In other words, Sardar and Talla are the salt of the earth, and their loving portrayal in The Gardens of Consolation takes them as they are. Neither ever learns to read or write, and superstition plays a key role in their outlook. For instance, when Sardar brings his twelve-year-old bride across the desert to their first home together, he explains mirages as the work of evil creatures that lure unsuspecting travelers into deadly wastelands. Talla, frightened out of her wits, spends the long hours plodding on their donkey in constant prayer.

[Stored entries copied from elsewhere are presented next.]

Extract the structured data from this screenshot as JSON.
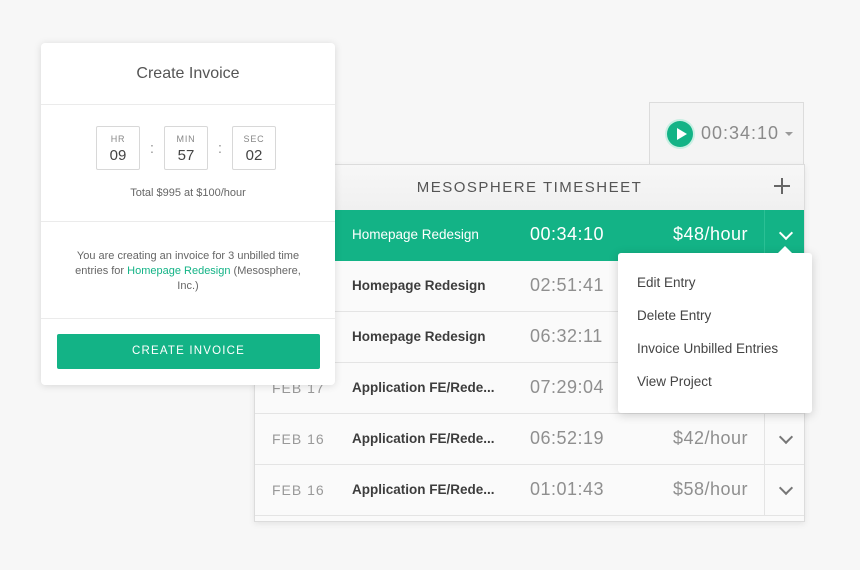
{
  "timer": {
    "time": "00:34:10"
  },
  "timesheet": {
    "title": "MESOSPHERE TIMESHEET",
    "rows": [
      {
        "date": "",
        "project": "Homepage Redesign",
        "time": "00:34:10",
        "rate": "$48/hour",
        "active": true
      },
      {
        "date": "",
        "project": "Homepage Redesign",
        "time": "02:51:41",
        "rate": "",
        "active": false
      },
      {
        "date": "",
        "project": "Homepage Redesign",
        "time": "06:32:11",
        "rate": "",
        "active": false
      },
      {
        "date": "FEB 17",
        "project": "Application FE/Rede...",
        "time": "07:29:04",
        "rate": "",
        "active": false
      },
      {
        "date": "FEB 16",
        "project": "Application FE/Rede...",
        "time": "06:52:19",
        "rate": "$42/hour",
        "active": false
      },
      {
        "date": "FEB 16",
        "project": "Application FE/Rede...",
        "time": "01:01:43",
        "rate": "$58/hour",
        "active": false
      }
    ]
  },
  "menu": {
    "items": [
      "Edit Entry",
      "Delete Entry",
      "Invoice Unbilled Entries",
      "View Project"
    ]
  },
  "invoice": {
    "title": "Create Invoice",
    "hours_label": "HR",
    "hours": "09",
    "minutes_label": "MIN",
    "minutes": "57",
    "seconds_label": "SEC",
    "seconds": "02",
    "total": "Total $995 at $100/hour",
    "desc_before": "You are creating an invoice for 3 unbilled time entries for ",
    "desc_link": "Homepage Redesign",
    "desc_after": " (Mesosphere, Inc.)",
    "button": "CREATE INVOICE"
  },
  "colors": {
    "accent": "#13b386"
  },
  "icons": {
    "play": "play-icon",
    "add": "plus-icon",
    "expand": "chevron-down-icon",
    "dropdown": "caret-down-icon"
  }
}
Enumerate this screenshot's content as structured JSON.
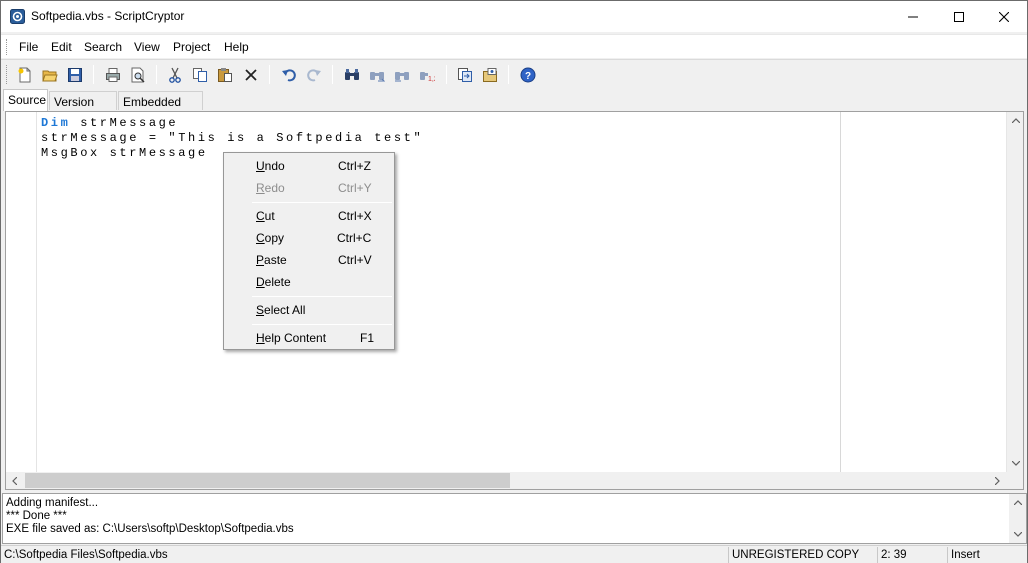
{
  "window": {
    "title": "Softpedia.vbs - ScriptCryptor"
  },
  "menubar": {
    "items": [
      {
        "label": "File"
      },
      {
        "label": "Edit"
      },
      {
        "label": "Search"
      },
      {
        "label": "View"
      },
      {
        "label": "Project"
      },
      {
        "label": "Help"
      }
    ]
  },
  "toolbar": {
    "buttons": [
      "new-file-icon",
      "open-folder-icon",
      "save-icon",
      "print-icon",
      "print-preview-icon",
      "cut-icon",
      "copy-icon",
      "paste-icon",
      "delete-icon",
      "undo-icon",
      "redo-icon",
      "find-icon",
      "find-next-icon",
      "replace-icon",
      "goto-line-icon",
      "compile-icon",
      "project-options-icon",
      "help-icon"
    ]
  },
  "tabs": [
    {
      "label": "Source",
      "active": true
    },
    {
      "label": "Version Info",
      "active": false
    },
    {
      "label": "Embedded Files",
      "active": false
    }
  ],
  "editor": {
    "line1_keyword": "Dim",
    "line1_rest": " strMessage",
    "line2": "strMessage = \"This is a Softpedia test\"",
    "line3": "MsgBox strMessage",
    "keyword_color": "#1e78d6"
  },
  "context_menu": {
    "items": [
      {
        "label": "Undo",
        "shortcut": "Ctrl+Z",
        "enabled": true
      },
      {
        "label": "Redo",
        "shortcut": "Ctrl+Y",
        "enabled": false
      },
      {
        "label": "Cut",
        "shortcut": "Ctrl+X",
        "enabled": true
      },
      {
        "label": "Copy",
        "shortcut": "Ctrl+C",
        "enabled": true
      },
      {
        "label": "Paste",
        "shortcut": "Ctrl+V",
        "enabled": true
      },
      {
        "label": "Delete",
        "shortcut": "",
        "enabled": true
      },
      {
        "label": "Select All",
        "shortcut": "",
        "enabled": true
      },
      {
        "label": "Help Content",
        "shortcut": "F1",
        "enabled": true
      }
    ]
  },
  "output": {
    "lines": [
      "Adding manifest...",
      "*** Done ***",
      "EXE file saved as: C:\\Users\\softp\\Desktop\\Softpedia.vbs"
    ]
  },
  "statusbar": {
    "path": "C:\\Softpedia Files\\Softpedia.vbs",
    "registration": "UNREGISTERED COPY",
    "cursor_position": "2: 39",
    "mode": "Insert"
  }
}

Normally, she’s talkative and he’s silent, “contemplating the world from above like a solitary eagle,” because he thinks that’s how to understand the essence of life, without the bustle and chatter that get in the way. Illiterate he may be, and words don’t come easily, but he has abiding love for his wife and a realistic wisdom that serves him well. Similarly, by choice, not law, Talla wears the chador because no one can see her eyes, to know whether she feels sadness, anger, or fear. Beneath its cover, God is more powerful than the king, and that’s where she finds comfort, removing this shield only for Sardar in the privacy of their home.

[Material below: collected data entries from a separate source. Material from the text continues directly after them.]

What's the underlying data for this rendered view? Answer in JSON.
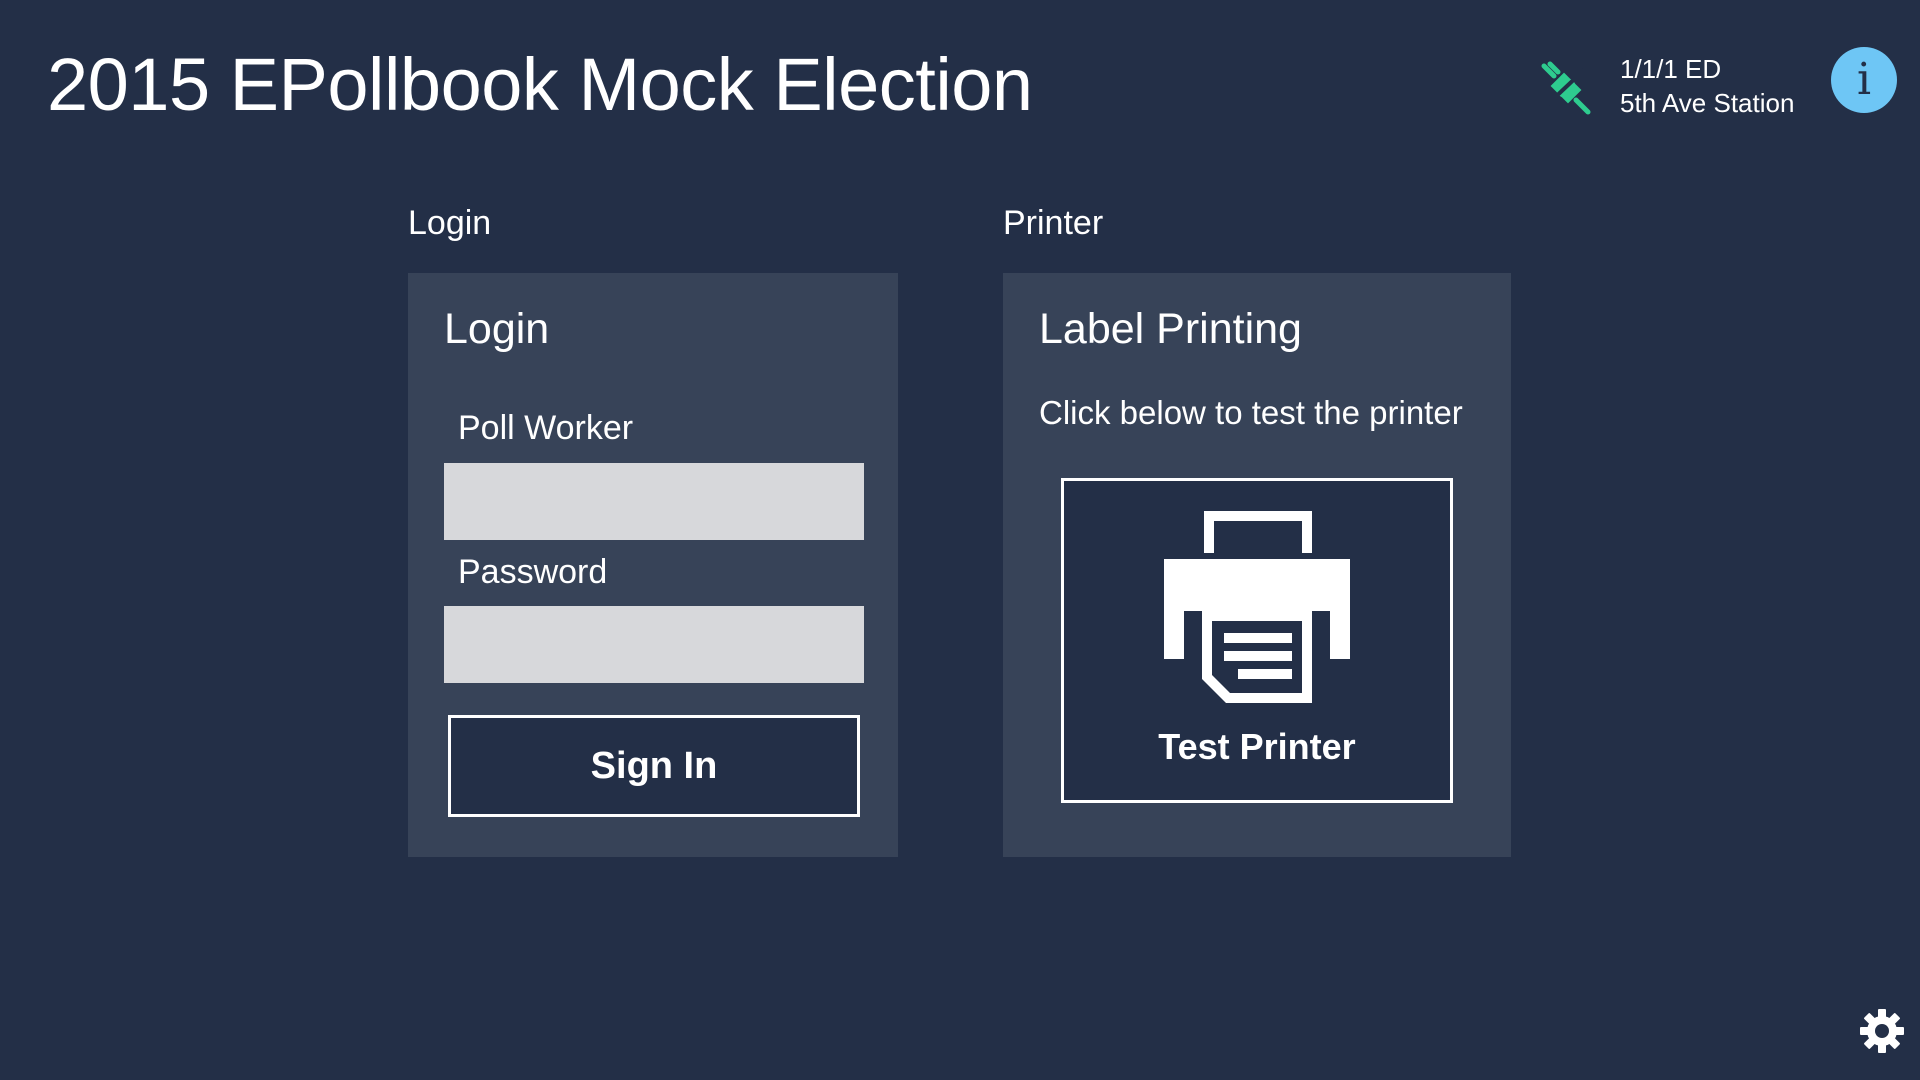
{
  "header": {
    "title": "2015 EPollbook Mock Election",
    "status_icon": "disconnected-plug-icon",
    "station_line1": "1/1/1 ED",
    "station_line2": "5th Ave Station",
    "info_button_glyph": "i"
  },
  "login_section": {
    "heading": "Login",
    "panel_title": "Login",
    "poll_worker_label": "Poll Worker",
    "poll_worker_value": "",
    "password_label": "Password",
    "password_value": "",
    "sign_in_label": "Sign In"
  },
  "printer_section": {
    "heading": "Printer",
    "panel_title": "Label Printing",
    "description": "Click below to test the printer",
    "test_button_label": "Test Printer",
    "test_button_icon": "printer-icon"
  },
  "footer": {
    "settings_icon": "gear-icon"
  },
  "colors": {
    "background": "#232f47",
    "panel": "#374358",
    "input": "#d7d8db",
    "accent_info": "#6ec6f5",
    "status_green": "#2ecc8f"
  }
}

Reza’s clearly a feminist, and she’s lived in Paris since the age of seventeen, but here, she challenges her readers’ Western assumptions. Especially during the second half of The Gardens of Consolation, she carefully describes how Iranian women have little power. But, she argues, the separation that the chador offers, however physically uncomfortable, can also provide a modicum of freedom.
Sardar and Talla have a son, Baram, whom she brings to Tehran for a religious pilgrimage, the first time she sees the capital:
Women in hats, high-heeled shoes, and silk stockings; headdresses in folded fabric, turbans of satin, of twisted velvet; hats decorated with feathers or freshly picked flowers. Other women go bareheaded. And men in homburgs, and collars and ties, some even have coats with fur collars. Over there a porter carrying buckets of yogurt piled up on his head. And suddenly a donkey nonchalantly crossing in front of the bus. And also some normal people like Talla, or Sardar: women in scarves and full robes over leggings and men in worn, ill-fitting jackets, pants that are too big or too short. . . .

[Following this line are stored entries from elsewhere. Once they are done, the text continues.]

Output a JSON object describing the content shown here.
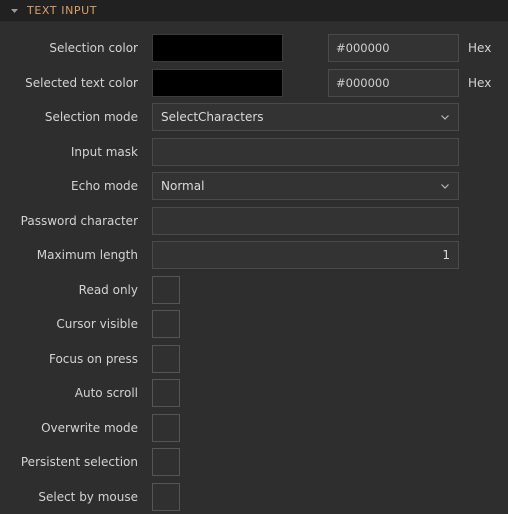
{
  "section": {
    "title": "TEXT INPUT",
    "expanded": true,
    "disclosure_icon": "chevron-down-icon",
    "title_color": "#d9a066",
    "header_bg": "#212121",
    "panel_bg": "#2e2e2e"
  },
  "rows": [
    {
      "label": "Selection color",
      "type": "color",
      "swatch_color": "#000000",
      "hex_value": "#000000",
      "hex_unit": "Hex"
    },
    {
      "label": "Selected text color",
      "type": "color",
      "swatch_color": "#000000",
      "hex_value": "#000000",
      "hex_unit": "Hex"
    },
    {
      "label": "Selection mode",
      "type": "combo",
      "value": "SelectCharacters",
      "icon": "chevron-down-icon"
    },
    {
      "label": "Input mask",
      "type": "text",
      "value": ""
    },
    {
      "label": "Echo mode",
      "type": "combo",
      "value": "Normal",
      "icon": "chevron-down-icon"
    },
    {
      "label": "Password character",
      "type": "text",
      "value": ""
    },
    {
      "label": "Maximum length",
      "type": "number",
      "value": "1"
    },
    {
      "label": "Read only",
      "type": "checkbox",
      "checked": false
    },
    {
      "label": "Cursor visible",
      "type": "checkbox",
      "checked": false
    },
    {
      "label": "Focus on press",
      "type": "checkbox",
      "checked": false
    },
    {
      "label": "Auto scroll",
      "type": "checkbox",
      "checked": false
    },
    {
      "label": "Overwrite mode",
      "type": "checkbox",
      "checked": false
    },
    {
      "label": "Persistent selection",
      "type": "checkbox",
      "checked": false
    },
    {
      "label": "Select by mouse",
      "type": "checkbox",
      "checked": false
    }
  ]
}
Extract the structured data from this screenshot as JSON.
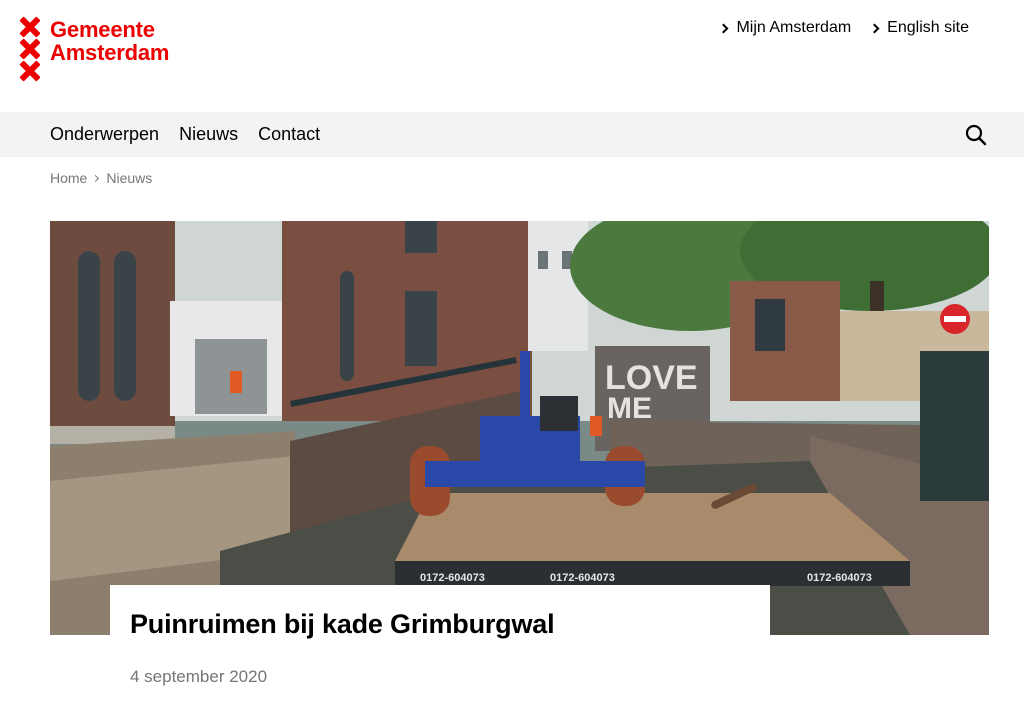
{
  "header": {
    "logo_line1": "Gemeente",
    "logo_line2": "Amsterdam",
    "links": [
      {
        "label": "Mijn Amsterdam"
      },
      {
        "label": "English site"
      }
    ]
  },
  "nav": {
    "items": [
      {
        "label": "Onderwerpen"
      },
      {
        "label": "Nieuws"
      },
      {
        "label": "Contact"
      }
    ],
    "search_icon": "search-icon"
  },
  "breadcrumb": {
    "items": [
      "Home",
      "Nieuws"
    ]
  },
  "hero": {
    "wall_text_1": "LOVE",
    "wall_text_2": "ME",
    "pontoon_code": "0172-604073"
  },
  "article": {
    "title": "Puinruimen bij kade Grimburgwal",
    "date": "4 september 2020"
  },
  "colors": {
    "brand_red": "#ec0000",
    "nav_bg": "#f3f3f3",
    "muted_text": "#767676"
  }
}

Baram goes to school, where he excels at his studies, at drawing, and athletics. He represents the coming elite of the new Iran–brilliant, spoiled, patriotic, and narcissistic–and cut off from his parents. Not that he doesn’t love them; he does. But as he reaches his teenage years, he falls in love with Western movie images. Thinking more of seduction than marriage, he seeks young women from a higher social class as trophies, and since he’s handsome, charismatic, and intelligent, he has no trouble attracting them. To be sure, the seduction may go no further in physical terms than a glance, flirtatious words, or stolen kisses and a grope, yet the feelings evoked are all the more intense for being strictly controlled. But what Baram does with his success, as he views it, says a great deal about Iranian life, because he’s actually a failure. And it’s that failure that interests Reza, who derives political and cultural lessons from it.
Divided into very short chapters that recount bits of Iranian life over several decades, the narrative tells more than shows, perhaps in the style of a fable. Nevertheless, Reza has paid attention to her characters’ inner lives and linked them to the story of her native country. The Gardens of Consolation would be worth reading even if it were less accomplished, because we hear so little of what Iran is like from the inside. But this novel is memorable for other reasons, and I recommend it.
Disclaimer: I obtained my reading copy of this book from the public library.